Back in the “old days”, the processing and business rules of the enterprise were largely hard coded into the automated systems then being deployed. At the time, there was a stark tradeoff, often not fully understood or appreciated, but as inexorable as the Tar Pits. On the one hand, having the system do as much of the processing as possible tended to maximize efficiency: all those luscious savings and efficiencies beckoning to be realized. The tradeoff was that any changes to the business rules were at best costly and time consuming, requiring high-priced programming and software upgrades.

In many cases, change was simply not possible. Once I had to explain to a group of legislators why the legacy court automation system could not accommodate a proposed policy change. They were puzzled and upset – the change seemed, to them, to be a small thing. In fact, in some ways, it WAS a small thing. Unfortunately, not all small things were easy. For example, moving the Capitol Building a foot to the north wouldn’t be a long move, but it sure wouldn’t be easy.

Generally, tradeoffs were made by balancing the best guess of what would be the long-term business environment and practice with “externalizing” much of the operational rules (in today’s parlance, that is “workflow”).

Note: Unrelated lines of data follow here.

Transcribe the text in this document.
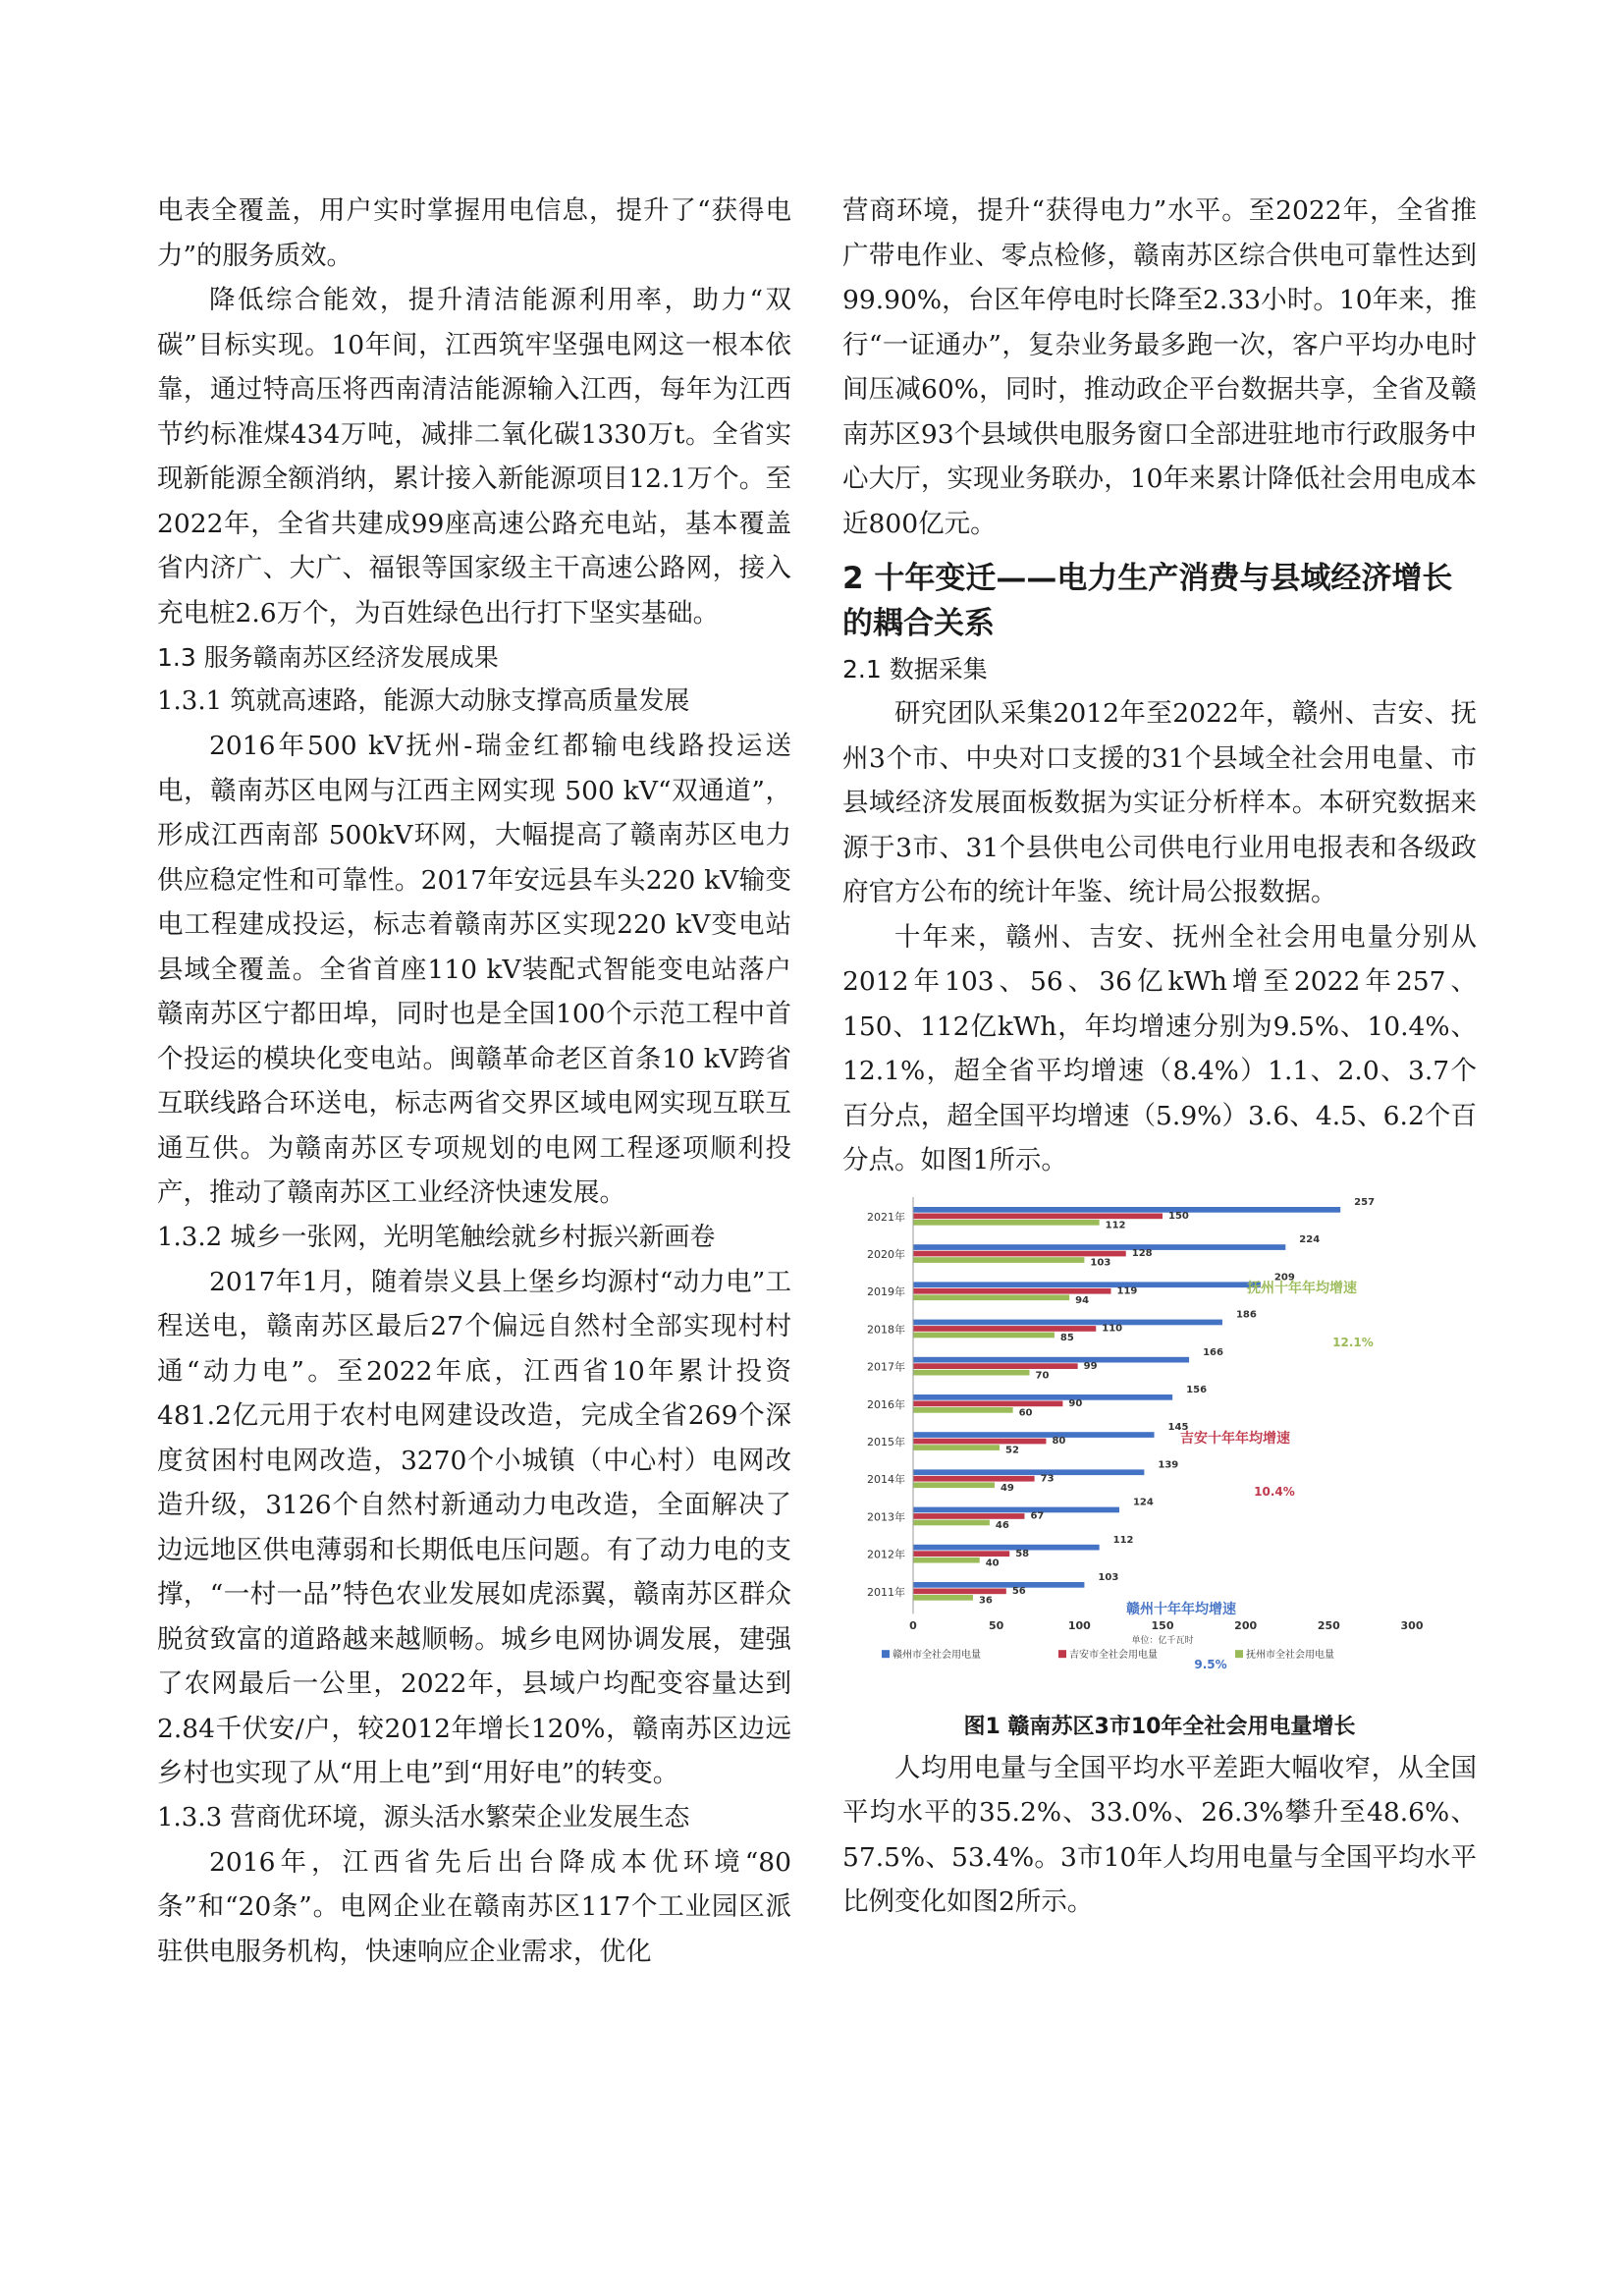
电表全覆盖，用户实时掌握用电信息，提升了“获得电力”的服务质效。

降低综合能效，提升清洁能源利用率，助力“双碳”目标实现。10年间，江西筑牢坚强电网这一根本依靠，通过特高压将西南清洁能源输入江西，每年为江西节约标准煤434万吨，减排二氧化碳1330万t。全省实现新能源全额消纳，累计接入新能源项目12.1万个。至2022年，全省共建成99座高速公路充电站，基本覆盖省内济广、大广、福银等国家级主干高速公路网，接入充电桩2.6万个，为百姓绿色出行打下坚实基础。

1.3 服务赣南苏区经济发展成果

1.3.1 筑就高速路，能源大动脉支撑高质量发展

2016年500 kV抚州-瑞金红都输电线路投运送电，赣南苏区电网与江西主网实现 500 kV“双通道”，形成江西南部 500kV环网，大幅提高了赣南苏区电力供应稳定性和可靠性。2017年安远县车头220 kV输变电工程建成投运，标志着赣南苏区实现220 kV变电站县域全覆盖。全省首座110 kV装配式智能变电站落户赣南苏区宁都田埠，同时也是全国100个示范工程中首个投运的模块化变电站。闽赣革命老区首条10 kV跨省互联线路合环送电，标志两省交界区域电网实现互联互通互供。为赣南苏区专项规划的电网工程逐项顺利投产，推动了赣南苏区工业经济快速发展。

1.3.2 城乡一张网，光明笔触绘就乡村振兴新画卷

2017年1月，随着崇义县上堡乡均源村“动力电”工程送电，赣南苏区最后27个偏远自然村全部实现村村通“动力电”。至2022年底，江西省10年累计投资481.2亿元用于农村电网建设改造，完成全省269个深度贫困村电网改造，3270个小城镇（中心村）电网改造升级，3126个自然村新通动力电改造，全面解决了边远地区供电薄弱和长期低电压问题。有了动力电的支撑，“一村一品”特色农业发展如虎添翼，赣南苏区群众脱贫致富的道路越来越顺畅。城乡电网协调发展，建强了农网最后一公里，2022年，县域户均配变容量达到2.84千伏安/户，较2012年增长120%，赣南苏区边远乡村也实现了从“用上电”到“用好电”的转变。

1.3.3 营商优环境，源头活水繁荣企业发展生态

2016年，江西省先后出台降成本优环境“80条”和“20条”。电网企业在赣南苏区117个工业园区派驻供电服务机构，快速响应企业需求，优化

营商环境，提升“获得电力”水平。至2022年，全省推广带电作业、零点检修，赣南苏区综合供电可靠性达到99.90%，台区年停电时长降至2.33小时。10年来，推行“一证通办”，复杂业务最多跑一次，客户平均办电时间压减60%，同时，推动政企平台数据共享，全省及赣南苏区93个县域供电服务窗口全部进驻地市行政服务中心大厅，实现业务联办，10年来累计降低社会用电成本近800亿元。

2 十年变迁——电力生产消费与县域经济增长的耦合关系

2.1 数据采集

研究团队采集2012年至2022年，赣州、吉安、抚州3个市、中央对口支援的31个县域全社会用电量、市县域经济发展面板数据为实证分析样本。本研究数据来源于3市、31个县供电公司供电行业用电报表和各级政府官方公布的统计年鉴、统计局公报数据。

十年来，赣州、吉安、抚州全社会用电量分别从2012年103、56、36亿kWh增至2022年257、150、112亿kWh，年均增速分别为9.5%、10.4%、12.1%，超全省平均增速（8.4%）1.1、2.0、3.7个百分点，超全国平均增速（5.9%）3.6、4.5、6.2个百分点。如图1所示。

2021年
257
150
112
2020年
224
128
103
2019年
209
119
94
2018年
186
110
85
2017年
166
99
70
2016年
156
90
60
2015年
145
80
52
2014年
139
73
49
2013年
124
67
46
2012年
112
58
40
2011年
103
56
36
0	50	100	150	200	250	300
单位：亿千瓦时
赣州市全社会用电量	吉安市全社会用电量	抚州市全社会用电量
抚州十年年均增速
12.1%
吉安十年年均增速
10.4%
赣州十年年均增速
9.5%

图1 赣南苏区3市10年全社会用电量增长

人均用电量与全国平均水平差距大幅收窄，从全国平均水平的35.2%、33.0%、26.3%攀升至48.6%、57.5%、53.4%。3市10年人均用电量与全国平均水平比例变化如图2所示。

Thus, the systems did as much of the heavy lifting as was thought to be unlikely to change; while much that could have otherwise been automated was still done by people in order to retain some capacity to change when the environment, needs, laws, personnel, etc. changed.

For this reason, the advent of configurable workflow in ECM systems has changed the game. No longer do the alluring benefits of standardizing and incorporating business rules and processes into the system have to “trap” the justice system, and its constituent entities (courts, prosecutors, law enforcement, jails, corrections, etc.) into immobility. Workflow redesign necessitated by both internal changes (say an expansion or move of a courthouse or implementation of a new jury system) and changes by another agency (say the way a new jail inmate tracking system interacts with the court’s calendaring system) can be handled through configuration updates performed by trained court staff, as opposed to major systems changes.

In the earlier stages of ECM penetration into the justice system, workflow was perhaps the most overlooked and underrated benefit; while more obvious hard savings, such as storage, security, and accessibility were relied upon for much of the up-front business justification. Even though the understanding of the benefits from workflow implementation is growing, it is important not to lose sight of the concomitant strategic power of and need for configurability. Otherwise, an inflexible ECM system without robust, powerful, and easily managed configurability will be like an unpaved path into the middle of the Tar Pits.